The Interview was done on Sept 15th, 1987 by someone named Craig who seemed to be a Senior in High School.
They mention that the first flight in a jet plane was the first flight in a jet plane as no trainers (the T-33s) were available.
They talk about shooting down towed drone aircraft. Recalls a classmate Glen Dean (deen?) shooting down an F47 that was towing a plane and the pilot told him that the next time he does that he’s going to release the plane into his face.
Was assigned to the 81st Fighter Group; 91st Squad which flew F-86s.
A Lt Greenway was killed putting down gears as both wings fell off an F84 airplane because of an internal fire. A quick search indicates it’s likely 1st LT J. Ray Greenway. Who was hit with anti-aircraft fire and crash-landed at Taegu #1 field.
Used the F51b (the WW2 era Mustang) for close air support. Would have two 165-gallon fuel tanks for long-range escort missions. Donne Harned once got lost returning from a mission attacking dams on the Yalu River and eventually figured out he was 60 miles South of Valdisvastock…says “That was a long mission”.
Recall shooting up a power station North of Pyongyang during Pusan Perimitter actions. Both recall hitting trains.
Assigned to the 5th RCT and an unnamed ROK Division as Forward Air Controllers. Maj General Church commander of KMAG Forces supported them and gave them all sorts of radios to keep in contact with the ground.
Recall that the F84e had an oil-mist system (which provides continuous lubrication) and the number 3 bearing would fail.
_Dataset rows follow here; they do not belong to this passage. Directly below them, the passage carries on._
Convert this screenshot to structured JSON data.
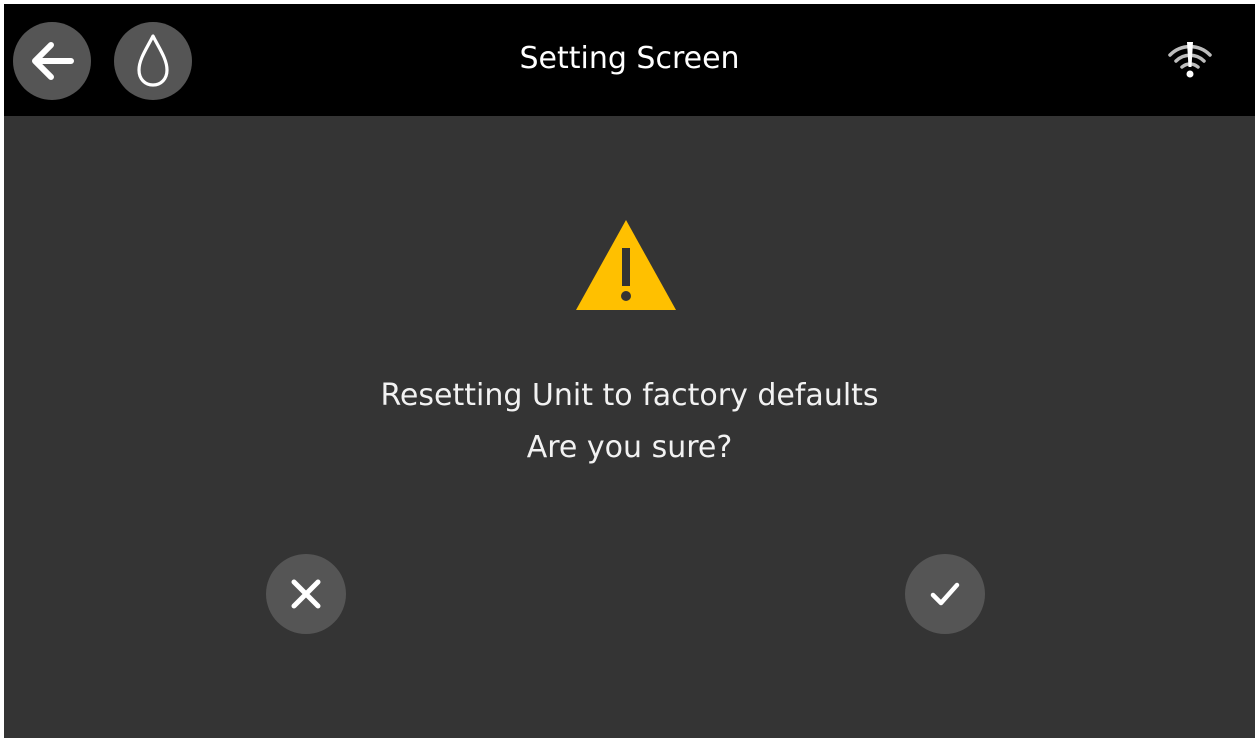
{
  "header": {
    "title": "Setting Screen",
    "back_icon": "arrow-left-icon",
    "flame_icon": "flame-icon",
    "status_icon": "wifi-warning-icon"
  },
  "dialog": {
    "icon": "warning-triangle-icon",
    "message_line1": "Resetting Unit to factory defaults",
    "message_line2": "Are you sure?",
    "cancel_icon": "close-icon",
    "confirm_icon": "check-icon"
  },
  "colors": {
    "background": "#343434",
    "header_background": "#000000",
    "button_fill": "#555555",
    "warning": "#FFC000",
    "text": "#FFFFFF"
  }
}
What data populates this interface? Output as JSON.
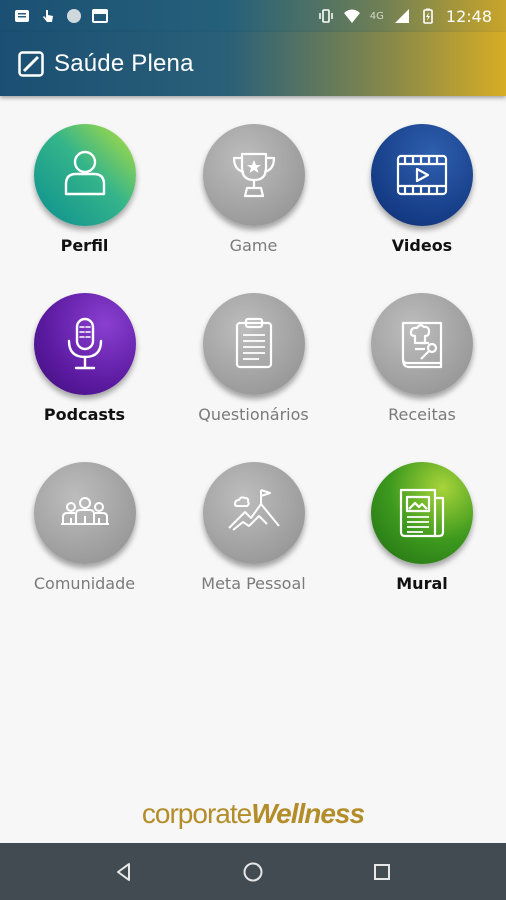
{
  "status_bar": {
    "time": "12:48",
    "network": "4G",
    "icons": [
      "notification-icon",
      "touch-icon",
      "circle-icon",
      "calendar-icon",
      "vibrate-icon",
      "wifi-icon",
      "signal-icon",
      "battery-icon"
    ]
  },
  "app_bar": {
    "title": "Saúde Plena",
    "logo": "app-logo-icon"
  },
  "tiles": [
    {
      "label": "Perfil",
      "icon": "person-icon",
      "active": true
    },
    {
      "label": "Game",
      "icon": "trophy-icon",
      "active": false
    },
    {
      "label": "Videos",
      "icon": "video-icon",
      "active": true
    },
    {
      "label": "Podcasts",
      "icon": "microphone-icon",
      "active": true
    },
    {
      "label": "Questionários",
      "icon": "clipboard-icon",
      "active": false
    },
    {
      "label": "Receitas",
      "icon": "recipe-book-icon",
      "active": false
    },
    {
      "label": "Comunidade",
      "icon": "community-icon",
      "active": false
    },
    {
      "label": "Meta Pessoal",
      "icon": "mountain-goal-icon",
      "active": false
    },
    {
      "label": "Mural",
      "icon": "newspaper-icon",
      "active": true
    }
  ],
  "brand": {
    "part1": "corporate",
    "part2": "Wellness",
    "color": "#b48d2b"
  },
  "nav": {
    "back": "back-icon",
    "home": "home-icon",
    "recents": "recents-icon"
  },
  "colors": {
    "app_bar_start": "#1b4f74",
    "app_bar_end": "#d7ad24",
    "nav_bar": "#424b51"
  }
}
Most missions air to ground – interdiction missions to cut rail lines.
They really liked the South African and Australian pilots.
Once saw an Australian fighter get shot down and saw the pilot sitting on the wing waiting to be captured. North Koreans sent back his blue and polka dot scarf he was wearing as a sign that he was still alive.
The biggest threat was Soviet anti-aircraft weapons that tracked by radar and Quad 50s. They were always about one burst behind ya.
Recalls Jim Tool(e?) a 49b graduating class shot down at 15,000 feet going 300-400 miles an hour.
All flight commanders during training were WW2 flight veterans. Helped keep us alive by teaching us the tricks.
Got back assigned 133rd Fighter Squadron in New Hampshire. Flew F-47s (the WW2 era Thunderbolt) recalls. it was a very quiet plane. had an enjoyable time flying it. After that flew the F94 (the Starfire) at the All Weather school for a while.
They flew F-89s (the Scorpion) after got back from Korea and flew F-86s too.
F-89s had afterburners (AB). Toggle switches near the canopy to enable the AB.
MB1 Genie Nuclear missiles were kept in Madison, WI as part of the plane’s armament. Not many people knew they had nuclear weapons in Madison. Kept them on pylons. Would have “no notice inspections” and officers would come in and harangue airmen for having dirt on the missiles. The ground crew would often leave smudges on the missiles and give everyone a fit.
Fired MB1s at drones in the Gulf of Mexico (put dynamite in it instead of nuclear warheads). It was a Rocket-propelled missle and “just it went off”.
Make mention that in June 1943 they joined the Marines but wanted to be a pilot. After college went back into the Air Force.
The most significant thing to happen to the reserve force was done by Secretary Laird’s “Total Force” Proclamation in 1970. Where the reserve forces also get top-line equipment to get airborne faster.
[Tape has a 10second cut out around 31min mark]
The interview more or less ends with Craig talking about post-high school paths and the possibility of joining the military.
Brigadier General Donne Harned gave another interview to the Madison Public Radio in 2005 as part of a Korean War Stories project which covers some of the details mentioned in the tape a bit more.
With the purchase of the tape came a letter written in Dec 2000 where Craig sent the tape to an interested party named John. He also appears to be a militaria collector as he refers to items for sale. Based on the way the date is written it’s probable he spent considerable time in the military.